The U.S. Pacific Bell Price Squeeze Case
In 2009, the United States Supreme Court issued an important decision related to price squeeze practices and competition in the American telecommunications sector. In Pacific Bell Telephone v. Linkline Communications, a group of independent Internet service providers initiated legal proceedings against Pacific Bell Telephone (hereinafter AT&T) under the Sherman Antitrust Act (the “Sherman Act”), the American anti-trust (competition) legislation. The Internet service providers compete with AT&T in the retail DSL market in California. These service providers lease wholesale DSL transport services from AT&T in order to provide retail DSL services since they do not own all the facilities necessary to supply DSL services on their own. AT&T thus competes in both the upstream and downstream DSL markets.
The Internet service providers argued that AT&T unlawfully squeezed their profit margins by charging them a high price for wholesale DSL services while charging their own end-user customers a low price for retail DSL services. The service providers argued that AT&T’s price squeeze practices violated §2 of the Sherman Act (see text box below). At the time, the American regulator, the Federal Communications Commission (FCC), no longer required incumbent service providers like AT&T to sell DSL transmission services to new entrants on the grounds that a competitive market beyond DSL for high speed Internet services had emerged. However, as a condition of a merger, AT&T was required to provide wholesale DSL transport services to independent service providers at a price no greater than the retail price of AT&T’s DSL service.
§2 Sherman Act, 15 U.S.C.
Every person who shall monopolize, or attempt to monopolize, or combine or conspire with any other person or persons, to monopolize any part of the trade or commerce among the several States, or with foreign nations, shall be deemed guilty of a felony, and, on conviction thereof, shall be punished by fine not exceeding $10,000,000 if a corporation, or, if any other person, $350,000, or by imprisonment not exceeding three years, or by both said punishments, in the discretion of the court.

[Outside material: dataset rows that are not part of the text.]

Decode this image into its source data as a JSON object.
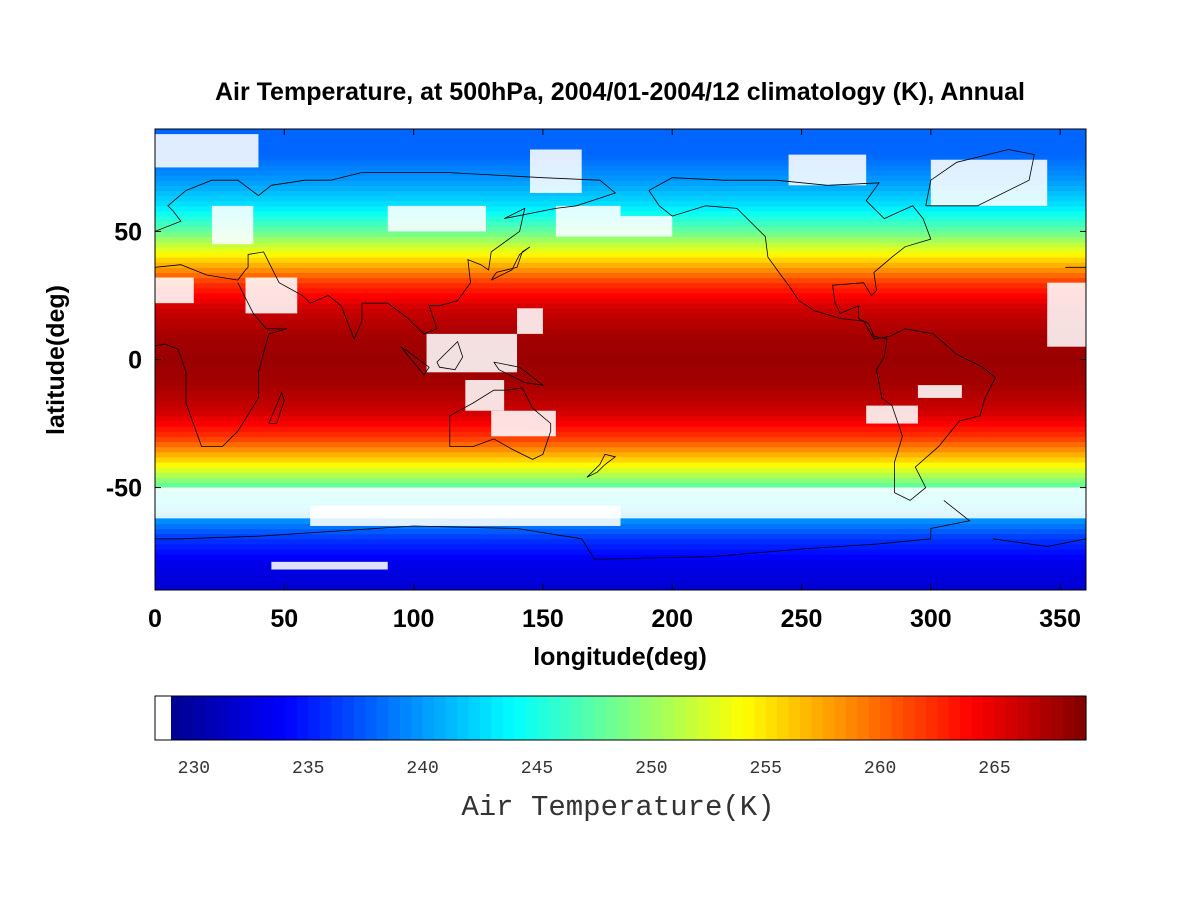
{
  "chart_data": {
    "type": "heatmap",
    "title": "Air Temperature, at 500hPa, 2004/01-2004/12 climatology (K), Annual",
    "xlabel": "longitude(deg)",
    "ylabel": "latitude(deg)",
    "xlim": [
      0,
      360
    ],
    "ylim": [
      -90,
      90
    ],
    "x_ticks": [
      0,
      50,
      100,
      150,
      200,
      250,
      300,
      350
    ],
    "y_ticks": [
      -50,
      0,
      50
    ],
    "x_tick_labels": [
      "0",
      "50",
      "100",
      "150",
      "200",
      "250",
      "300",
      "350"
    ],
    "y_tick_labels": [
      "-50",
      "0",
      "50"
    ],
    "grid": false,
    "overlay": "coastlines",
    "missing_color": "#ffffff",
    "zonal_mean_profile": {
      "lat": [
        -90,
        -80,
        -70,
        -60,
        -50,
        -40,
        -30,
        -20,
        -10,
        0,
        10,
        20,
        30,
        40,
        50,
        60,
        70,
        80,
        90
      ],
      "value": [
        232,
        233,
        236,
        241,
        247,
        255,
        262,
        266,
        267.5,
        268,
        267.5,
        266,
        262,
        255,
        248,
        243,
        240,
        238,
        238
      ]
    },
    "colorbar": {
      "label": "Air Temperature(K)",
      "min": 229,
      "max": 269,
      "ticks": [
        230,
        235,
        240,
        245,
        250,
        255,
        260,
        265
      ],
      "tick_labels": [
        "230",
        "235",
        "240",
        "245",
        "250",
        "255",
        "260",
        "265"
      ],
      "colormap": "jet",
      "colors": [
        "#00008f",
        "#0000ff",
        "#0080ff",
        "#00ffff",
        "#80ff80",
        "#ffff00",
        "#ff8000",
        "#ff0000",
        "#800000"
      ],
      "below_min_color": "#ffffff"
    }
  }
}
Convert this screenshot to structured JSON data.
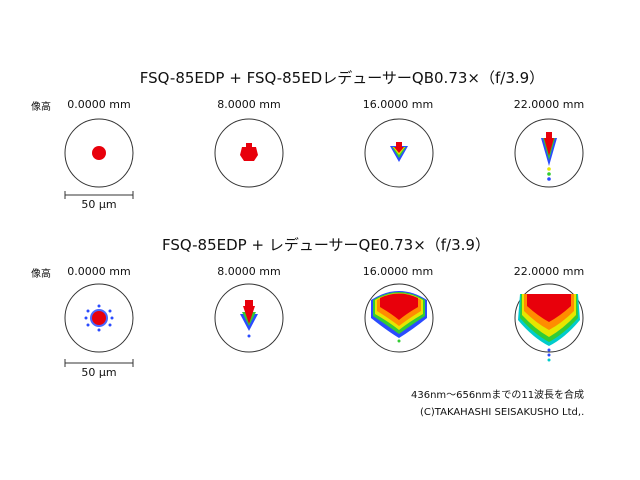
{
  "row1": {
    "title": "FSQ-85EDP + FSQ-85EDレデューサーQB0.73×（f/3.9）",
    "image_height_label": "像高",
    "fields": [
      "0.0000 mm",
      "8.0000 mm",
      "16.0000 mm",
      "22.0000 mm"
    ],
    "scale_label": "50 μm"
  },
  "row2": {
    "title": "FSQ-85EDP + レデューサーQE0.73×（f/3.9）",
    "image_height_label": "像高",
    "fields": [
      "0.0000 mm",
      "8.0000 mm",
      "16.0000 mm",
      "22.0000 mm"
    ],
    "scale_label": "50 μm"
  },
  "footer": {
    "wavelength_note": "436nm～656nmまでの11波長を合成",
    "copyright": "(C)TAKAHASHI SEISAKUSHO Ltd,."
  },
  "colors": {
    "circle": "#333333",
    "red": "#e8000b",
    "orange": "#ff8c00",
    "yellow": "#e6e600",
    "green": "#33cc33",
    "cyan": "#00cccc",
    "blue": "#2a4bff"
  }
}
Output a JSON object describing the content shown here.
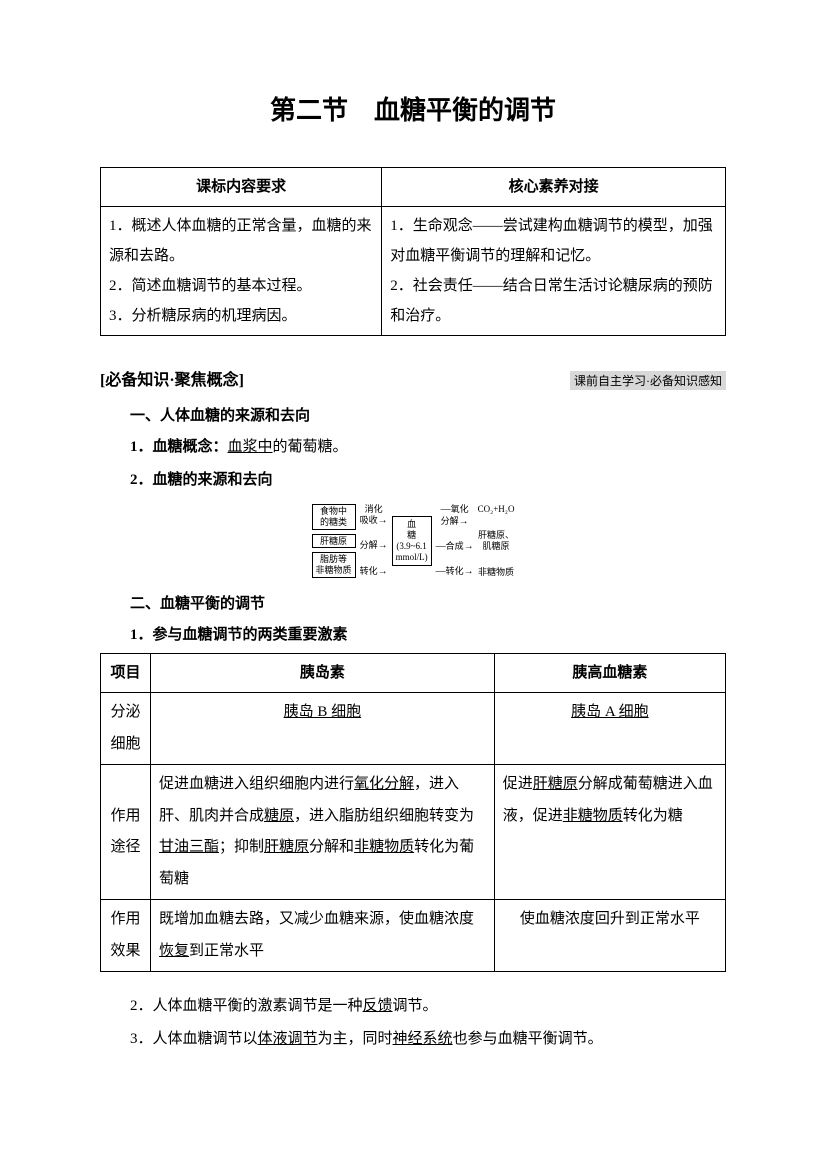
{
  "title": "第二节　血糖平衡的调节",
  "standards_table": {
    "headers": [
      "课标内容要求",
      "核心素养对接"
    ],
    "left_items": [
      "1．概述人体血糖的正常含量，血糖的来源和去路。",
      "2．简述血糖调节的基本过程。",
      "3．分析糖尿病的机理病因。"
    ],
    "right_items": [
      "1．生命观念——尝试建构血糖调节的模型，加强对血糖平衡调节的理解和记忆。",
      "2．社会责任——结合日常生活讨论糖尿病的预防和治疗。"
    ]
  },
  "section_label": "[必备知识·聚焦概念]",
  "section_note": "课前自主学习·必备知识感知",
  "sub1_title": "一、人体血糖的来源和去向",
  "sub1_items": {
    "concept_prefix": "1．血糖概念：",
    "concept_ul": "血浆中",
    "concept_suffix": "的葡萄糖。",
    "sources_title": "2．血糖的来源和去向"
  },
  "diagram": {
    "left_boxes": [
      "食物中\n的糖类",
      "肝糖原",
      "脂肪等\n非糖物质"
    ],
    "left_labels": [
      "消化\n吸收",
      "分解",
      "转化"
    ],
    "center": "血\n糖\n(3.9~6.1\nmmol/L)",
    "right_labels": [
      "氧化\n分解",
      "合成",
      "转化"
    ],
    "right_items": [
      "CO₂+H₂O",
      "肝糖原、\n肌糖原",
      "非糖物质"
    ]
  },
  "sub2_title": "二、血糖平衡的调节",
  "sub2_item1": "1．参与血糖调节的两类重要激素",
  "hormone_table": {
    "headers": [
      "项目",
      "胰岛素",
      "胰高血糖素"
    ],
    "row1_label": "分泌细胞",
    "row1_col2": "胰岛 B 细胞",
    "row1_col3": "胰岛 A 细胞",
    "row2_label": "作用途径",
    "row2_col2_parts": {
      "p1": "促进血糖进入组织细胞内进行",
      "u1": "氧化分解",
      "p2": "，进入肝、肌肉并合成",
      "u2": "糖原",
      "p3": "，进入脂肪组织细胞转变为",
      "u3": "甘油三酯",
      "p4": "；抑制",
      "u4": "肝糖原",
      "p5": "分解和",
      "u5": "非糖物质",
      "p6": "转化为葡萄糖"
    },
    "row2_col3_parts": {
      "p1": "促进",
      "u1": "肝糖原",
      "p2": "分解成葡萄糖进入血液，促进",
      "u2": "非糖物质",
      "p3": "转化为糖"
    },
    "row3_label": "作用效果",
    "row3_col2_parts": {
      "p1": "既增加血糖去路，又减少血糖来源，使血糖浓度",
      "u1": "恢复",
      "p2": "到正常水平"
    },
    "row3_col3": "使血糖浓度回升到正常水平"
  },
  "closing": {
    "line2_prefix": "2．人体血糖平衡的激素调节是一种",
    "line2_ul": "反馈",
    "line2_suffix": "调节。",
    "line3_prefix": "3．人体血糖调节以",
    "line3_ul1": "体液调节",
    "line3_mid": "为主，同时",
    "line3_ul2": "神经系统",
    "line3_suffix": "也参与血糖平衡调节。"
  }
}
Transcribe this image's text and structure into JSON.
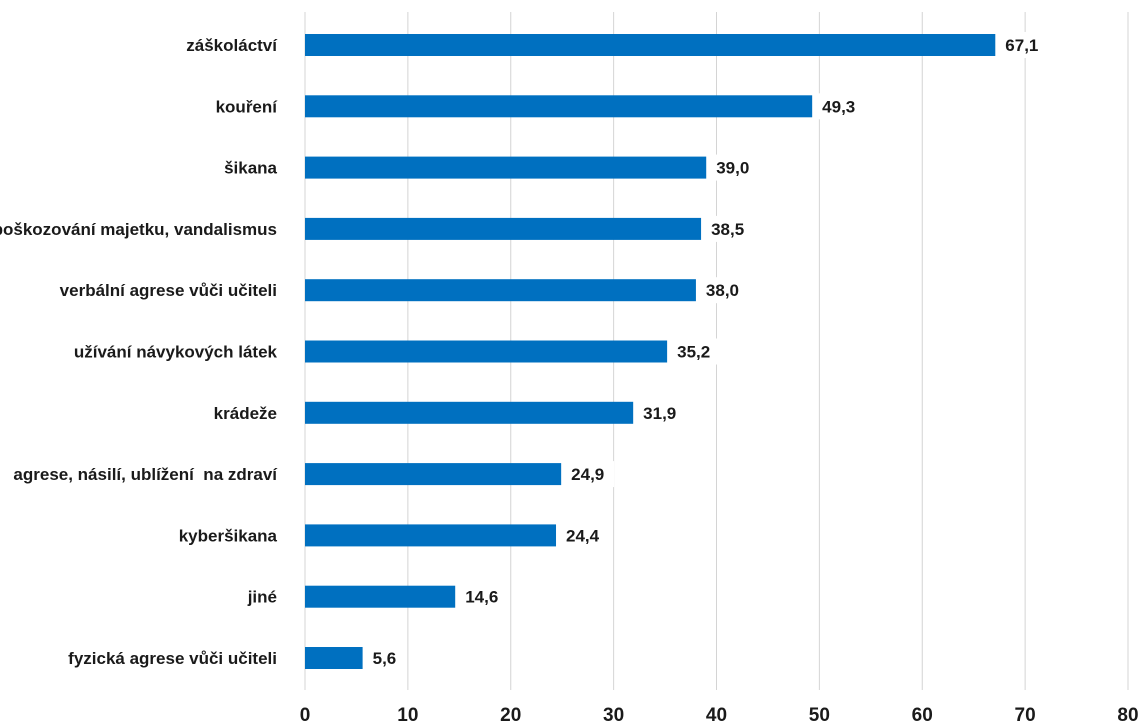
{
  "chart_data": {
    "type": "bar",
    "orientation": "horizontal",
    "categories": [
      "záškoláctví",
      "kouření",
      "šikana",
      "poškozování majetku, vandalismus",
      "verbální agrese vůči učiteli",
      "užívání návykových látek",
      "krádeže",
      "agrese, násilí, ublížení  na zdraví",
      "kyberšikana",
      "jiné",
      "fyzická agrese vůči učiteli"
    ],
    "values": [
      67.1,
      49.3,
      39.0,
      38.5,
      38.0,
      35.2,
      31.9,
      24.9,
      24.4,
      14.6,
      5.6
    ],
    "value_labels": [
      "67,1",
      "49,3",
      "39,0",
      "38,5",
      "38,0",
      "35,2",
      "31,9",
      "24,9",
      "24,4",
      "14,6",
      "5,6"
    ],
    "xlim": [
      0,
      80
    ],
    "xticks": [
      "0",
      "10",
      "20",
      "30",
      "40",
      "50",
      "60",
      "70",
      "80"
    ],
    "grid": true,
    "bar_color": "#0070c0",
    "grid_color": "#d4d4d4",
    "title": "",
    "xlabel": "",
    "ylabel": ""
  }
}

The central question before the Supreme Court was whether price squeezing practices could constitute a violation of §2 of the Sherman Act if there was no existing duty to provide services to competitors. The Court noted that, as a general rule, businesses have the economic freedom to choose the parties with whom they will deal and the prices, terms, and conditions for any such dealings. The Court outlined two situations in which this economic freedom is limited such that a dominant firm may incur anti-trust liability for engaging in price squeezing. First, firms may not charge predatory prices, which the Court defined as “below-cost prices that drive rivals out of the market and allow the monopolist to raise its prices later and recoup its losses”. Thus, where the retail prices involved in allegations of price squeezing are predatory in nature, a dominant firm may incur anti-trust liability. Second, a price squeeze claim can give rise to liability where the dominant firm has an obligation to provide the services at wholesale to its competitors. The Court concluded that where there is no duty to deal at the wholesale level and no predatory pricing at the retail level, a firm is not required to adopt rates at the wholesale and retail levels that preserve its competitors’ profit margins.
In terms of the wholesale prices charged by a dominant service provider such as AT&T, the Supreme Court noted that any duty to charge competitors rates that preserve their profit margins must be grounded in a corresponding duty to provide services on a wholesale basis to these competitors. A firm that has no duty to provide wholesale services cannot be obliged to provide such services under terms and conditions favourable to its competitors. The Supreme Court noted that,
if AT&T had simply stopped providing DSL transport service to the plaintiffs (the independent Internet service providers), it would not have run afoul of the Sherman Act. Under these circumstances, AT&T was not required to offer this service at the wholesale prices the plaintiffs would have preferred.
With respect to the second component of a price squeeze claim – the assertion that that the dominant firm’s retail prices are too low – the Supreme Court noted that cutting prices to increase business is a core part of competition. Imposing anti-trust liability for charging prices that are too low risks having a chilling effect on the very conduct that anti-trust legislation is intended to protect, namely, vigorous price competition. Thus, in order to protect aggressive price competition, retail prices will not attract anti-trust liability unless they constitute predatory pricing.
The Internet service providers’ initial complaint did not allege that AT&T had engaged in predatory pricing. The Internet service providers were therefore not permitted to raise this issue before the Supreme Court and instead sought leave to amend their complaint. The Supreme Court remanded this issue back to the District Court for determination. Based on the above analysis, the Supreme Court firmly rejected the view that a dominant operator’s price squeezing practices can constitute an anti-competitive act absent an existing duty to provide competitors with wholesale services:
Plaintiffs’ price-squeeze claim, looking to the relation between retail and wholesale prices, is thus nothing more than an amalgamation of a meritless claim at the retail level and a meritless claim at the wholesale level. If there is no duty to deal at the wholesale level and no predatory pricing at the retail level, then a firm is certainly not required to price both of these services in a manner that preserves its rivals’ profit margins.
 Pacific Bell Telephone Co. v. Linkline Communications. Inc.  USSC, Case No. 07–512 [Pacific Bell Telephone v. Linkline Communications].